Multimers are essentially just complexes consisting of at least 2 or more proteins and we found that more often than not, people don’t just want to predict a single protein structure but also how that protein folds in the presence of other proteins.

For that reason we decided to add the pDockQ score which is a very cool metric developed by the authors of the nature paper Improved prediction of protein-protein interactions using AlphaFold2. Lastly AlphaFold2, can be quite sensitive to the input multiple sequence alignments (MSA) it receives as input. By building upon research from the ColabFold team as well as the latest CASP15 results, we have found ways to improve MSA quality without significantly impacting prediction time.

 Looking forward, what are some of the most exciting developments or projects at Neurosnap that you believe will redefine the future of molecular biology and drug discovery? 

Our next biggest initiatives are going to be expanding upon the success of our recent R&D projects like NeuroFold as well as to create new tools for improved antibody design. We strongly believe that antibodies are going to play an enormous part of the therapeutics landscape and we’re willing to back that belief with our research.

Your journey as a polymath and innovator is truly inspiring. What personal philosophies or principles guide you in your work, and how do you maintain a balance between your diverse interests and professional commitments? 

Lucky for me, my interests are fully aligned with my professional commitments. I truly do enjoy the work we do at Neurosnap as it gives me the opportunity to not only research areas at the intersections of biology, computer science, and data science, but also the chance to help my fellow researchers in those areas as well. Every day at work is unique and provides its own interesting challenges, which is something I not only enjoy but also pride my colleagues on.

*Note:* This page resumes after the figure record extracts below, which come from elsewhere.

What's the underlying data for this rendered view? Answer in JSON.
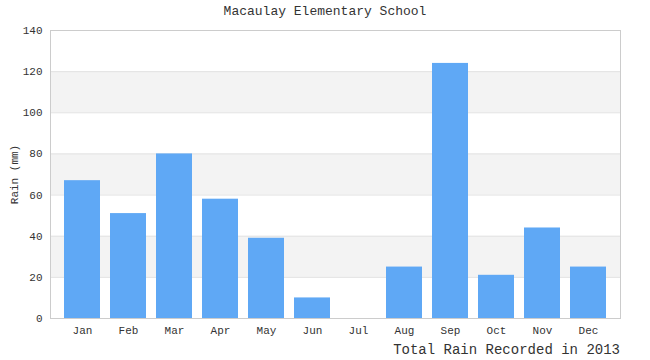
{
  "chart_data": {
    "type": "bar",
    "title": "Macaulay Elementary School",
    "caption": "Total Rain Recorded in 2013",
    "y_label": "Rain (mm)",
    "categories": [
      "Jan",
      "Feb",
      "Mar",
      "Apr",
      "May",
      "Jun",
      "Jul",
      "Aug",
      "Sep",
      "Oct",
      "Nov",
      "Dec"
    ],
    "values": [
      67,
      51,
      80,
      58,
      39,
      10,
      0,
      25,
      124,
      21,
      44,
      25
    ],
    "color": "#5fa8f5",
    "ylim": [
      0,
      140
    ],
    "yticks": [
      0,
      20,
      40,
      60,
      80,
      100,
      120,
      140
    ],
    "grid": true
  }
}
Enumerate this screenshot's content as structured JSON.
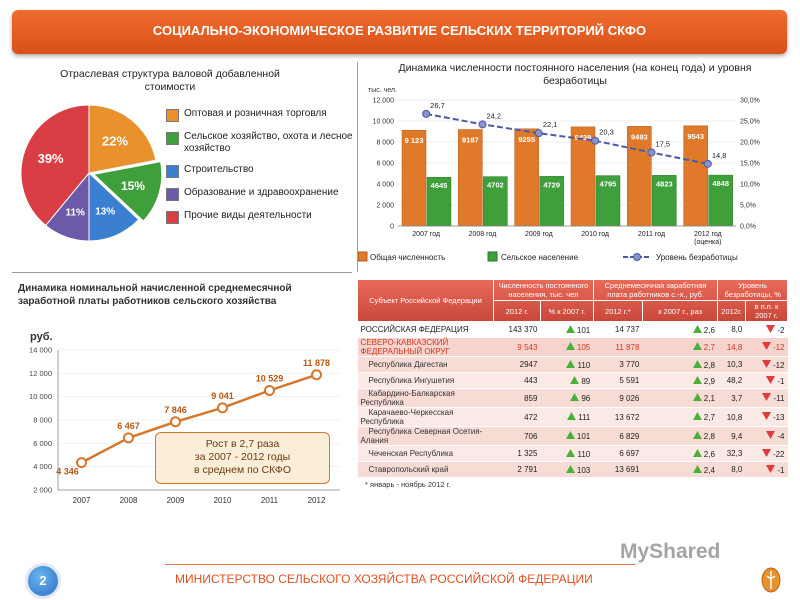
{
  "header": {
    "title": "СОЦИАЛЬНО-ЭКОНОМИЧЕСКОЕ РАЗВИТИЕ СЕЛЬСКИХ ТЕРРИТОРИЙ СКФО"
  },
  "footer": {
    "page_number": "2",
    "ministry": "МИНИСТЕРСТВО СЕЛЬСКОГО ХОЗЯЙСТВА РОССИЙСКОЙ ФЕДЕРАЦИИ",
    "watermark": "MyShared"
  },
  "colors": {
    "accent": "#e05a22",
    "bar_total": "#e07a2a",
    "bar_rural": "#3f9f3a",
    "line": "#4a5aa8"
  },
  "chart_data": [
    {
      "type": "pie",
      "title": "Отраслевая структура валовой добавленной стоимости",
      "slices": [
        {
          "label": "Оптовая и розничная торговля",
          "value": 22,
          "pct_label": "22%",
          "color": "#e8912d"
        },
        {
          "label": "Сельское хозяйство, охота и лесное хозяйство",
          "value": 15,
          "pct_label": "15%",
          "color": "#3f9f3a"
        },
        {
          "label": "Строительство",
          "value": 13,
          "pct_label": "13%",
          "color": "#3b7fd1"
        },
        {
          "label": "Образование и здравоохранение",
          "value": 11,
          "pct_label": "11%",
          "color": "#6b5aa8"
        },
        {
          "label": "Прочие виды деятельности",
          "value": 39,
          "pct_label": "39%",
          "color": "#d93e45"
        }
      ]
    },
    {
      "type": "bar",
      "title": "Динамика численности постоянного населения (на конец года) и уровня безработицы",
      "ylabel_left": "тыс. чел.",
      "categories": [
        "2007 год",
        "2008 год",
        "2009 год",
        "2010 год",
        "2011 год",
        "2012 год"
      ],
      "category_note": "(оценка)",
      "left_ticks": [
        "0",
        "2 000",
        "4 000",
        "6 000",
        "8 000",
        "10 000",
        "12 000"
      ],
      "right_ticks": [
        "0,0%",
        "5,0%",
        "10,0%",
        "15,0%",
        "20,0%",
        "25,0%",
        "30,0%"
      ],
      "ylim_left": [
        0,
        12000
      ],
      "ylim_right": [
        0,
        30
      ],
      "series": [
        {
          "name": "Общая численность",
          "values": [
            9123,
            9187,
            9255,
            9439,
            9493,
            9543
          ],
          "labels": [
            "9 123",
            "9187",
            "9255",
            "9439",
            "9493",
            "9543"
          ]
        },
        {
          "name": "Сельское население",
          "values": [
            4645,
            4702,
            4729,
            4795,
            4823,
            4848
          ],
          "labels": [
            "4645",
            "4702",
            "4729",
            "4795",
            "4823",
            "4848"
          ]
        },
        {
          "name": "Уровень безработицы",
          "values": [
            26.7,
            24.2,
            22.1,
            20.3,
            17.5,
            14.8
          ],
          "labels": [
            "26,7",
            "24,2",
            "22,1",
            "20,3",
            "17,5",
            "14,8"
          ]
        }
      ]
    },
    {
      "type": "line",
      "title": "Динамика номинальной начисленной среднемесячной заработной платы работников сельского хозяйства",
      "ylabel": "руб.",
      "x": [
        "2007",
        "2008",
        "2009",
        "2010",
        "2011",
        "2012"
      ],
      "values": [
        4346,
        6467,
        7846,
        9041,
        10529,
        11878
      ],
      "labels": [
        "4 346",
        "6 467",
        "7 846",
        "9 041",
        "10 529",
        "11 878"
      ],
      "yticks": [
        "2 000",
        "4 000",
        "6 000",
        "8 000",
        "10 000",
        "12 000",
        "14 000"
      ],
      "ylim": [
        2000,
        14000
      ],
      "annotation": [
        "Рост в 2,7 раза",
        "за 2007 - 2012 годы",
        "в среднем по СКФО"
      ]
    },
    {
      "type": "table",
      "headers": {
        "subject": "Субъект Российской Федерации",
        "population": "Численность постоянного населения, тыс. чел",
        "salary": "Среднемесячная заработная плата работников с.-х., руб.",
        "unemployment": "Уровень безработицы, %",
        "sub_pop_2012": "2012 г.",
        "sub_pop_pct": "% к 2007 г.",
        "sub_sal_2012": "2012 г.*",
        "sub_sal_times": "к 2007 г., раз",
        "sub_un_2012": "2012г.",
        "sub_un_pp": "в п.п. к 2007 г."
      },
      "rows": [
        {
          "subject": "РОССИЙСКАЯ ФЕДЕРАЦИЯ",
          "pop": "143 370",
          "pop_pct": "101",
          "sal": "14 737",
          "sal_x": "2,6",
          "un": "8,0",
          "un_pp": "-2"
        },
        {
          "subject": "СЕВЕРО-КАВКАЗСКИЙ ФЕДЕРАЛЬНЫЙ ОКРУГ",
          "pop": "9 543",
          "pop_pct": "105",
          "sal": "11 878",
          "sal_x": "2,7",
          "un": "14,8",
          "un_pp": "-12"
        },
        {
          "subject": "Республика Дагестан",
          "pop": "2947",
          "pop_pct": "110",
          "sal": "3 770",
          "sal_x": "2,8",
          "un": "10,3",
          "un_pp": "-12"
        },
        {
          "subject": "Республика Ингушетия",
          "pop": "443",
          "pop_pct": "89",
          "sal": "5 591",
          "sal_x": "2,9",
          "un": "48,2",
          "un_pp": "-1"
        },
        {
          "subject": "Кабардино-Балкарская Республика",
          "pop": "859",
          "pop_pct": "96",
          "sal": "9 026",
          "sal_x": "2,1",
          "un": "3,7",
          "un_pp": "-11"
        },
        {
          "subject": "Карачаево-Черкесская Республика",
          "pop": "472",
          "pop_pct": "111",
          "sal": "13 672",
          "sal_x": "2,7",
          "un": "10,8",
          "un_pp": "-13"
        },
        {
          "subject": "Республика Северная Осетия-Алания",
          "pop": "706",
          "pop_pct": "101",
          "sal": "6 829",
          "sal_x": "2,8",
          "un": "9,4",
          "un_pp": "-4"
        },
        {
          "subject": "Чеченская Республика",
          "pop": "1 325",
          "pop_pct": "110",
          "sal": "6 697",
          "sal_x": "2,6",
          "un": "32,3",
          "un_pp": "-22"
        },
        {
          "subject": "Ставропольский край",
          "pop": "2 791",
          "pop_pct": "103",
          "sal": "13 691",
          "sal_x": "2,4",
          "un": "8,0",
          "un_pp": "-1"
        }
      ],
      "footnote": "* январь - ноябрь 2012 г."
    }
  ]
}
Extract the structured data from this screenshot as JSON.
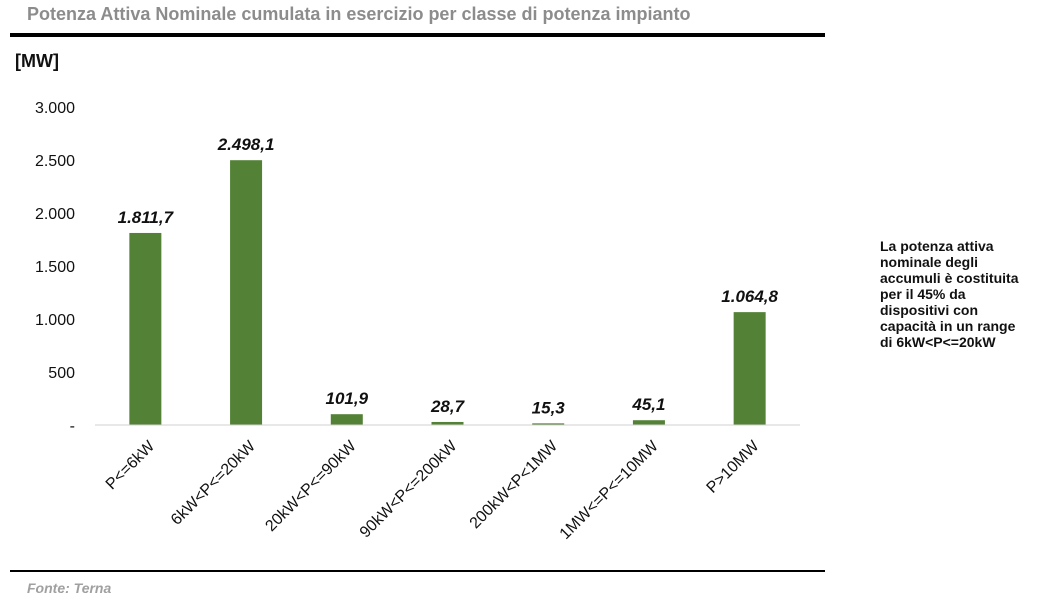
{
  "header": {
    "title": "Potenza Attiva Nominale cumulata in esercizio per classe di potenza impianto",
    "unit_label": "[MW]"
  },
  "chart_data": {
    "type": "bar",
    "title": "",
    "xlabel": "",
    "ylabel": "[MW]",
    "ylim": [
      0,
      3000
    ],
    "yticks": [
      0,
      500,
      1000,
      1500,
      2000,
      2500,
      3000
    ],
    "ytick_labels": [
      "-",
      "500",
      "1.000",
      "1.500",
      "2.000",
      "2.500",
      "3.000"
    ],
    "categories": [
      "P<=6kW",
      "6kW<P<=20kW",
      "20kW<P<=90kW",
      "90kW<P<=200kW",
      "200kW<P<1MW",
      "1MW<=P<=10MW",
      "P>10MW"
    ],
    "values": [
      1811.7,
      2498.1,
      101.9,
      28.7,
      15.3,
      45.1,
      1064.8
    ],
    "value_labels": [
      "1.811,7",
      "2.498,1",
      "101,9",
      "28,7",
      "15,3",
      "45,1",
      "1.064,8"
    ],
    "bar_color": "#538135",
    "grid": false,
    "legend": "none"
  },
  "note": {
    "text": "La potenza attiva nominale degli accumuli è costituita per il 45% da dispositivi con capacità in un range di 6kW<P<=20kW"
  },
  "footer": {
    "source": "Fonte: Terna"
  }
}
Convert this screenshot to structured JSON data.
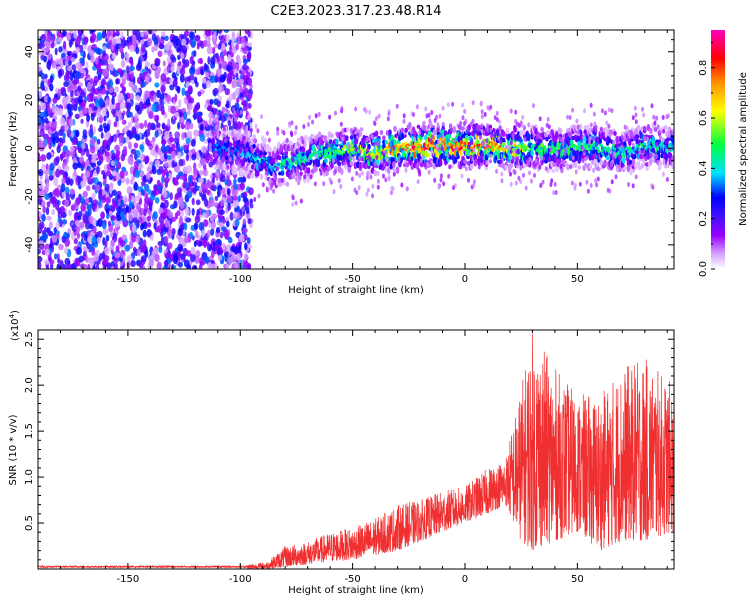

As for my personal philosophies. I believe that hard work, consistency, and determination are key to success. I’m also a big believer in good luck and I would highly recommend those with grandiose aspirations to try everything they can to maximize these serendipitous events. Lastly, I believe that surrounding oneself with quality individuals is also critical to success, not just commercially, but also academically / in research. I am very grateful to my colleagues, both new and old, and that their feedback and guidance has been indispensable.

AI is rapidly transforming various sectors. In your opinion, what are the most promising applications of AI in biotechnology, and how is Neurosnap leveraging these opportunities?

Given current trends in biotech, I strongly believe that the protein design market is going to rapidly grow over the next several years. Proteins are remarkable and incomprehensibly diverse in terms of functionality and use cases and we’ve seen a significant increase in protein design related efforts globally over the last several decades. Not to mention, platforms like Neurosnap drastically lower the barrier of entry for protein design related tasks make it far cheaper, faster, and more accessible to perform tasks like enzyme, peptide, or even antibody design using our tools and models.

Additionally, antibody based therapeutics are among some of the best in industry. The problem though is getting them to work in a safe and effective way is extremely challenging. This is also why we’ve also shifted many of our new tools to be as helpful as possible for antibody design.

Given the exponential growth of technology, where do you see the intersection of AI and biotech heading in the next decade, and what role do you envision Neurosnap playing in that future?

Right now we’re truly fortunate as we’re almost living through a computational biology renaissance or even golden age. Every few months we see new models push the boundaries of what we thought was possible in bioinformatics and we’re extremely excited to see these AI based tools shape the biotech and pharmaceutical industries. As for Neurosnap, we’re going to continue doing what we do best and focus on keeping our platform great and user friendly, while also strategically investing in developing new tools and models that will provide value to our customers.